阳光很好,海面蓝得亮,有几艘小船正往外开。他盯着那些船,看了很久,其实什么都没看进去。
门开了。蓝汐端着杯水走进来,放在他手边的桌上。
“喝点水。”
丁一没动。
蓝汐站在他旁边,也没说话。
过了好一会儿,丁一开口了。
“刚才我都听说了。”
“说什么?”
“风哥那天。”丁一说,“我们被绑架的那天,他也出事了。婚礼上,有人朝他开了一枪。右胸,这么大一个洞。”他抬手比划了一下,拳头那么大。
蓝汐愣住了。
“Icu里躺了六十个小时。心脏停过,人宣布过临床死亡。”丁一的声音很平,平得像在念一份报告,“然后他醒了。醒了第一件事,就是去找霍克问咱们的下落。”
蓝汐张了张嘴,没说出话。
丁一转过身,看着她。
“你知道船底那门多大吗?四十厘米。三秒。他要是晚一秒钟,就被夹在钢板里了。海水那么深,黑得什么都看不见,他一个人,就那么钻进去了。”
他说着,眼眶开始红。
蓝汐走过来,握住他的手。
“然后他找到我。”丁一说,“我坐那儿,面前站着个穿灰色制服的人,我以为是来审我的,结果是他。”
他的声音开始颤。
“他说,‘我来晚了’。”
蓝汐的眼眶也红了。
“风哥比我大两岁。”丁一说,“就两岁。但我认识他那天起,他就跟亲哥一样罩着我。他为我的梦想投资,给我配车配司机。就连你,都是他安排的。。。。。。我被人绑了,他刚从鬼门关爬出来,就下水来救我。”
他顿了一下。
“他是真的……用命在捞我。”
蓝汐没说话,只是抱住了他的胳膊。
两个人就那么站着,看着窗外的海。
过了很久,丁一开口。
“我这辈子,值了。”
蓝汐抬起头看他。
“有这么一个哥。”丁一说,“值了。”
他低下头,用袖子抹了一把脸。
“行了,不说这个了。”
他走到门口,拉开门,回头看了蓝汐一眼。
“等他回来,我们去看看风哥。”
蓝汐点点头。
。。。。。。
下午三点,霍克站在“黑岩”楼顶的落地窗前,看着外面的海。
说实话,他到现在还有点恍惚。
几天前他还在夏威夷瓦胡岛的别墅里,每天早晨起来跑步,下午去海边钓鱼,晚上喝点小酒,翻翻以前的旧案卷,权当消遣。

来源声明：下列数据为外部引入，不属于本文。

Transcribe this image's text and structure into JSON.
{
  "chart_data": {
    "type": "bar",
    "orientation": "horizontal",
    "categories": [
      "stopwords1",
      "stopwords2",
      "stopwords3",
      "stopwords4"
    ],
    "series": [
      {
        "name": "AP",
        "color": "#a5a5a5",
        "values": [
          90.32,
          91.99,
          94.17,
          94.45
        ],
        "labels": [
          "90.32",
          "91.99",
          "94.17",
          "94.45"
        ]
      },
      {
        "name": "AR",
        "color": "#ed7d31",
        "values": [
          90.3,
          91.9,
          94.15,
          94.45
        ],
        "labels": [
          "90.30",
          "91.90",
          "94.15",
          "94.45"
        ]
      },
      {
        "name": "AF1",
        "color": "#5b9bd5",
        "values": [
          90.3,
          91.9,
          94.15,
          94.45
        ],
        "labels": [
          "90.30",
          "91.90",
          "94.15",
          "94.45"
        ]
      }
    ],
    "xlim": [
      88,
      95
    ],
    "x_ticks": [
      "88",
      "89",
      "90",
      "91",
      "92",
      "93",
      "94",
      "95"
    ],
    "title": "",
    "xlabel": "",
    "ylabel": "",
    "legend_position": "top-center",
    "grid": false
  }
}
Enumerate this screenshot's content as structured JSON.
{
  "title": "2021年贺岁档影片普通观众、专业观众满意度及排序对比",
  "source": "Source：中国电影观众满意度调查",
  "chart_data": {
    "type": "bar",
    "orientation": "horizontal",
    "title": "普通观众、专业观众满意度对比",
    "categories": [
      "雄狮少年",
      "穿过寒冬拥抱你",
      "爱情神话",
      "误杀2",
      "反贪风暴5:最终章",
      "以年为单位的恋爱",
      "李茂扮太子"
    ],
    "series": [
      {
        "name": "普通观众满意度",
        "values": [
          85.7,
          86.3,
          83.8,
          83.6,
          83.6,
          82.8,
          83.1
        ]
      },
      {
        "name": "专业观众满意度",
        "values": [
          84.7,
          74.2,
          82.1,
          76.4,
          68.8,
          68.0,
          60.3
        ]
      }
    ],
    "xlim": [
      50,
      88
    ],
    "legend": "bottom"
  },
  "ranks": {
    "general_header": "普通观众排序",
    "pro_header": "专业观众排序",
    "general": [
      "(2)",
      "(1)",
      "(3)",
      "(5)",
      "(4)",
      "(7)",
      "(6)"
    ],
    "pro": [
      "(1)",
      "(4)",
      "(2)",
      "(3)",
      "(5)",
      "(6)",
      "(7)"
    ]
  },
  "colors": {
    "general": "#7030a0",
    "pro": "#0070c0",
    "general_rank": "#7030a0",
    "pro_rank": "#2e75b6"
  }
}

二十五年cIa生涯,从外勤特工到西洲某重要情报站的副站长,该见的都见了,该受的也都受了。最后那几年,他被排挤出核心圈,配去管些鸡零狗碎的行政事务,说白了就是养老。
他原以为这辈子也就这样了。
然后那个陌生的电话就来了
现在他站在这里,脚下是九层楼、每层三千多平米的总部,外头还杵着四栋附属建筑,加起来将近四万平米的办公区。周围一百五十亩草地花园,全归他管。
霍克忍不住摇了摇头。
他转身看着身后空荡荡的办公大厅,当然不是真的空。
一楼大厅已经摆上了前台和安检设备,几名原特勤局转过来的安保人员正在调试系统。深灰色的金属探测门,刷卡闸机,访客登记台,该有的都有。
二楼和三楼被划成了行政区和后勤支援处,四楼以上才是核心业务部门。现在人还没招齐,但该有的架子已经搭起来了。